I didn't think that at 2 years old, my baby girl would be shown any form of discrimination. I use this word somewhat loosely, as I am not even sure what to call what I have seen recently. Discrimination just seems to be the first term that comes to mind.

When we are out at the store, and someone approaches us asking questions about Izzy's insulin pump or her CGM, I don't ever think twice about taking the time to educate them. I hope that by me doing this small deed of education, maybe it'll open up their eyes. Recently, I educated a cashier, who after having what I would call was a good informative conversation, took about 100 steps back and stated she couldn't be diabetic because she loves her chocolate too much. Thanks to that Safeway gal, I was rendered speechless. As if my 2 year old had a choice in the matter, she just woke up one day and said I don't like chocolate I am going to be diabetic. Oh you silly woman. Truth be told, I should walk away from all the instances of ignorance and move on to those times when I got through to someone and week after week we saw them and they'd continue to use the knowledge as power to educate others (my BFF from Target Maria - LOVE her to pieces - okay it helps she gives Izzy stickers every time we see her). But instead I do stay somewhat fixated on how dumb people can be.

After Izzy was diagnosed, the people who reached out were not necessarily those I expected. The ones who didn't reach out, that is what hurt the most, they were the ones I expected to stand beside me. Most of those who didn't reach out, I have no idea where they are today. People I hardly knew, but only through acquaintances or co-workers wives, reached out, touched base, sent words of wisdom to get us through. Although some I (to put it frankly) suck at staying in touch with, I still appreciate those little acts. The person who delivered a bag of items I never would've thought would help us get through a 5 day stay in the hospital. I didn't think of a notebook, coloring book and Breathsavers as so important, but it was. The person who came out to the JDRF One Walk for Team Izzy, but didn't know anyone else there, and brought along her family to show support for my baby girl that she had only met once. The neighbor who made us meals because we hadn't slept in days.  Let me say, these things stick with you. No matter how much time in between talking to these people, they made a difference in our lives then.

The true reason for this blog post is that I never thought closed mindedness would lie within those I associate myself with. I could rant on for days about this... but today I am here to vent, let it out, and hope that this blog serves as a form of therapy.

My 2 year old recently has been excluded from activities with other kids she used to play with. We have seen a decline in family friends inviting us for gatherings. And then it hit us - okay me! - like a brick to the face, through the grapevine it was rumored that no one knew what Izzy could or could not do, or eat, or if she was healthy enough... so her diabetes stopped the friendships, and has curbed relationships I thought we were building on.

It hurts.
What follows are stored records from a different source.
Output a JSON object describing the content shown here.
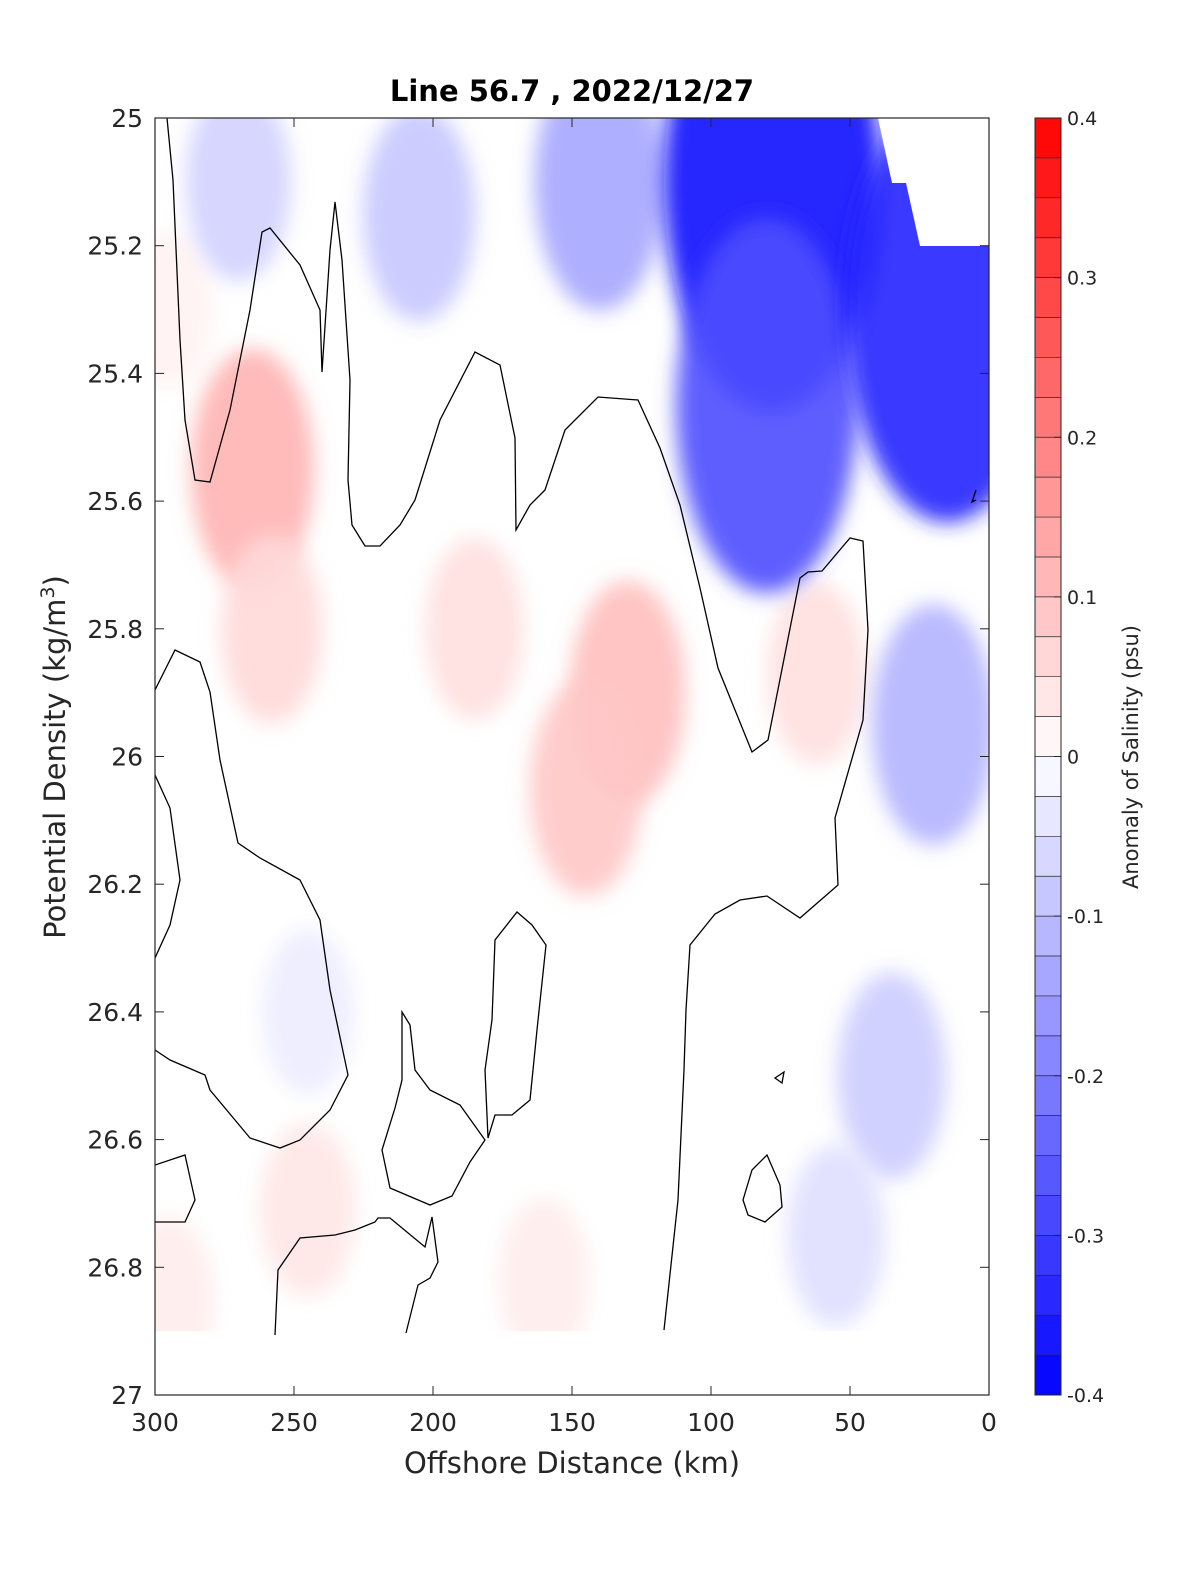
{
  "chart_data": {
    "type": "heatmap",
    "title": "Line 56.7 , 2022/12/27",
    "xlabel": "Offshore Distance (km)",
    "ylabel_main": "Potential Density (kg/m",
    "ylabel_sup": "3",
    "ylabel_close": ")",
    "colorbar_label": "Anomaly of Salinity (psu)",
    "xlim": [
      300,
      0
    ],
    "ylim": [
      25,
      27
    ],
    "x_reversed": true,
    "y_reversed": true,
    "xticks": [
      300,
      250,
      200,
      150,
      100,
      50,
      0
    ],
    "yticks": [
      25,
      25.2,
      25.4,
      25.6,
      25.8,
      26,
      26.2,
      26.4,
      26.6,
      26.8,
      27
    ],
    "xtick_labels": [
      "300",
      "250",
      "200",
      "150",
      "100",
      "50",
      "0"
    ],
    "ytick_labels": [
      "25",
      "25.2",
      "25.4",
      "25.6",
      "25.8",
      "26",
      "26.2",
      "26.4",
      "26.6",
      "26.8",
      "27"
    ],
    "colorbar": {
      "range": [
        -0.4,
        0.4
      ],
      "levels": 32,
      "ticks": [
        0.4,
        0.3,
        0.2,
        0.1,
        0,
        -0.1,
        -0.2,
        -0.3,
        -0.4
      ],
      "tick_labels": [
        "0.4",
        "0.3",
        "0.2",
        "0.1",
        "0",
        "-0.1",
        "-0.2",
        "-0.3",
        "-0.4"
      ],
      "colormap": "blue-white-red",
      "low_color": "#0000ff",
      "mid_color": "#ffffff",
      "high_color": "#ff0000"
    },
    "grid": false,
    "data_extent_y_max": 26.9,
    "zero_contour_color": "#000000",
    "anomaly_features": [
      {
        "x": 295,
        "y": 25.3,
        "value": 0.02
      },
      {
        "x": 265,
        "y": 25.55,
        "value": 0.12
      },
      {
        "x": 258,
        "y": 25.8,
        "value": 0.06
      },
      {
        "x": 185,
        "y": 25.8,
        "value": 0.05
      },
      {
        "x": 130,
        "y": 25.9,
        "value": 0.1
      },
      {
        "x": 145,
        "y": 26.05,
        "value": 0.09
      },
      {
        "x": 245,
        "y": 26.71,
        "value": 0.04
      },
      {
        "x": 295,
        "y": 26.85,
        "value": 0.03
      },
      {
        "x": 160,
        "y": 26.82,
        "value": 0.03
      },
      {
        "x": 62,
        "y": 25.87,
        "value": 0.05
      },
      {
        "x": 270,
        "y": 25.1,
        "value": -0.07
      },
      {
        "x": 205,
        "y": 25.15,
        "value": -0.09
      },
      {
        "x": 140,
        "y": 25.1,
        "value": -0.14
      },
      {
        "x": 78,
        "y": 25.1,
        "value": -0.38
      },
      {
        "x": 80,
        "y": 25.45,
        "value": -0.28
      },
      {
        "x": 15,
        "y": 25.3,
        "value": -0.34
      },
      {
        "x": 20,
        "y": 25.95,
        "value": -0.12
      },
      {
        "x": 35,
        "y": 26.5,
        "value": -0.08
      },
      {
        "x": 55,
        "y": 26.75,
        "value": -0.05
      },
      {
        "x": 245,
        "y": 26.4,
        "value": -0.03
      }
    ]
  }
}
I suppose I expected it to happen when she was school age and other kids parents didn't understand. But not now. I mean, really?!?

My child can and will do great things.  She loves to dance, sing, play in her kitchen, color on the walls (okay, eat the crayons from time to time), climb onto the dining room table, watch Sesame Street while she shrieks "Elmo!". My baby girl can do ANYTHING she wants to do. And I will continue to let her. She can eat what she wants (within reason, I do keep it fairly healthy around here!) - I just have to give her insulin. Yes I am a hot mess when we go out, counting carbs can be tedious, but I do go out. We try to give Izzy some sense of normalcy.

Izzy is not, and will never be, a victim. She is a warrior. Izzy is my hero.